Wednesday, June 10, 2009

Gluten-Free Buckwheat Granola

On Monday, I mentioned that my guest this week, Boulder Realtor, Amy Menell, makes her own gluten-free (gfree) buckwheat granola.

I've also stressed in the last two posts that Amy manages to stay on budget when grocery shopping by avoiding impulse buys.

However, there she is above doing a quick snatch and grab at the check out. It's her favorite sugarless gum, Spry.

What can I say; the price on gum is nominal :)

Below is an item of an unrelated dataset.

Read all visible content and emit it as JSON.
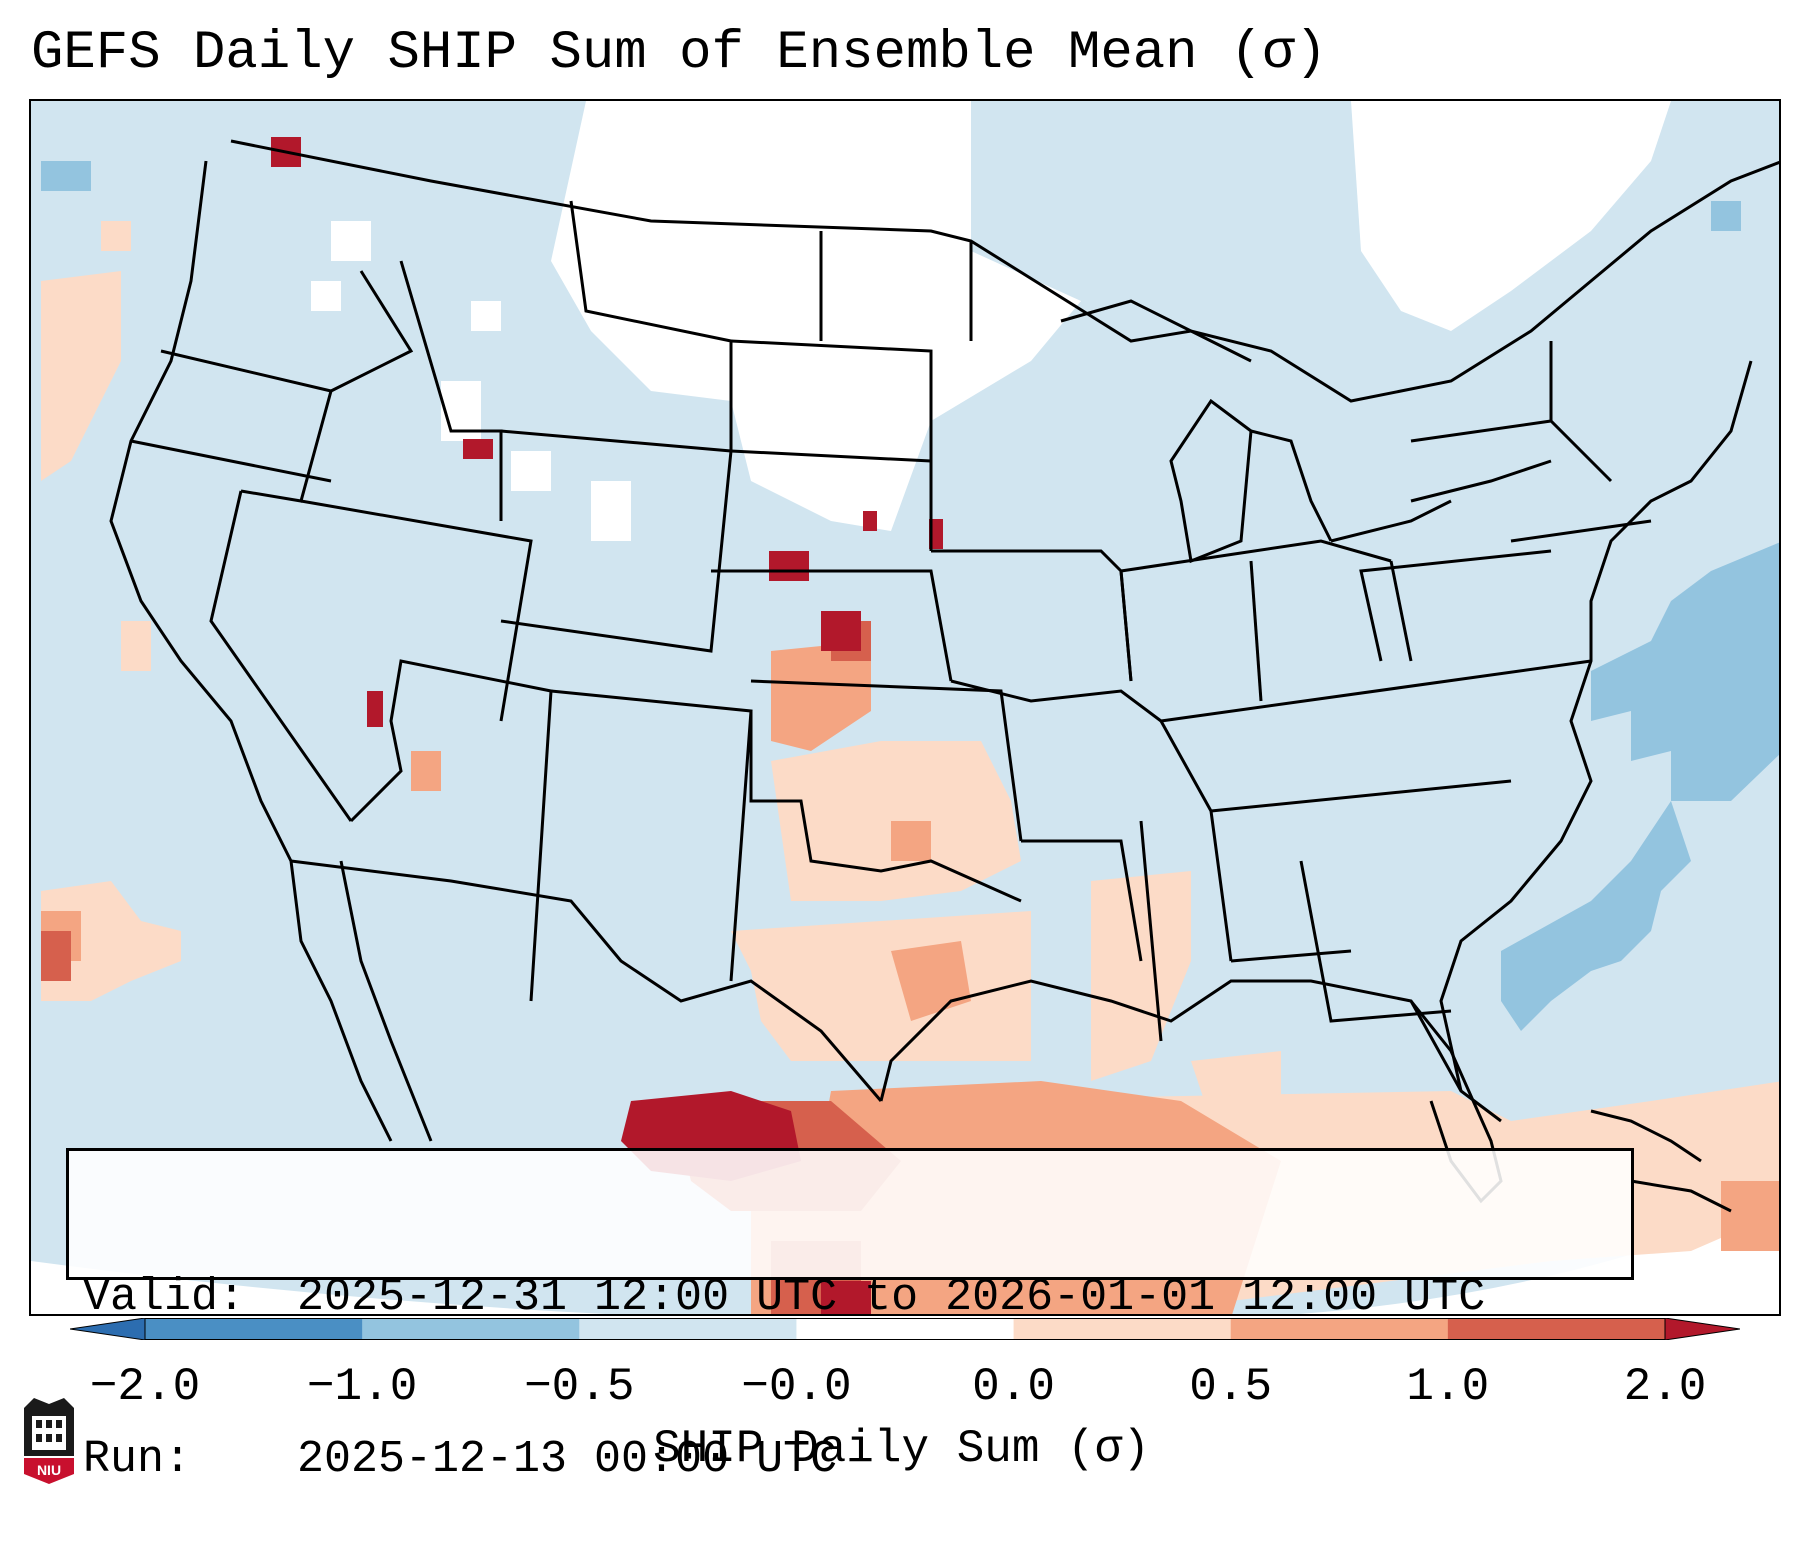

Amy consults with a naturopath who has advised her to avoid gluten and increase her protein intake so that she doesn't grab for gluten-laden carb snacks.

I mentioned yesterday that she is one of very few people I know who noshes on turkey jerky mid-meal.

A couple of weeks ago, I featured Bonni Doherty, an executive fitness coach. Bonni advises her strength-training clients to eat as many as eight small meals a day and to make sure those meals include protein in the form of good fats & oils, like DHA Omega 3 eggs, sardines, tuna, nuts and lots of green veggies.

Strength-trainers and gfree individuals have similar dietary needs: minimal carbs, protein and phytonutrient-rich small meals often.

Amy's family isn't gfree, but she admits her family eats as she eats, because she's doing the shopping and cooking. That said, she doesn't deny the kids wheat-bread sandwiches or wheat-based treats like the Oreo cookies she bought.

I was interested to observe the ingredients Amy collected in bulk to make her own gfree buckwheat granola.

You may recall that I featured a couple recently, one of whom is gluten sensitive. I suggested two breakfast ideas for them: rice flour pancakes and quinoa with fruit and yogurt.

Quinoa, like buckwheat, and amaranth, is high in protein. In fact these 3 grains have more protein per 100g than soy and each has all the essential amino acids.

Buckwheat has the strongest flavor of the three, but I like what Amy does to make it nut-like crunchy and breakfast-friendly.

Her granola calls for buckwheat groats, your choice of seeds, and nut butter, which you can grind yourself at WFs (pic left) and lastly, coconut oil.

The top-shelf bottle in the pic below is $16.99, but I directed Amy toward the bottle shelf (literally) where the price on a 365-generic brand coconut oil is a third less.

Note: always check the bottom shelf; the prices on products at foot-level is often much less.

Buckwheat Granola

1) Soak raw buckwheat groats, and your choice of nuts and seeds in water overnight (add 2 tablespoons of salt to the water). This process boosts the digestibility of grains, nuts & seeds.
2) The following morning drain, then rinse and drain groats, nuts & seeds.
3) Melt enough coconut oil and nut butter to sufficiently coat soaked groats and nuts.
4) Toss drained groats, nuts and seeds into pot with melted ingredients, stir and coat.
5) Spread buckwheat mix onto a baking tray and pop into a slow oven (~170 degrees) for about 24 hours or until the granola has dried and turned crisp.
6) Store cooled granola in an airtight container such as a screw-top or vacuum-sealed glass jar.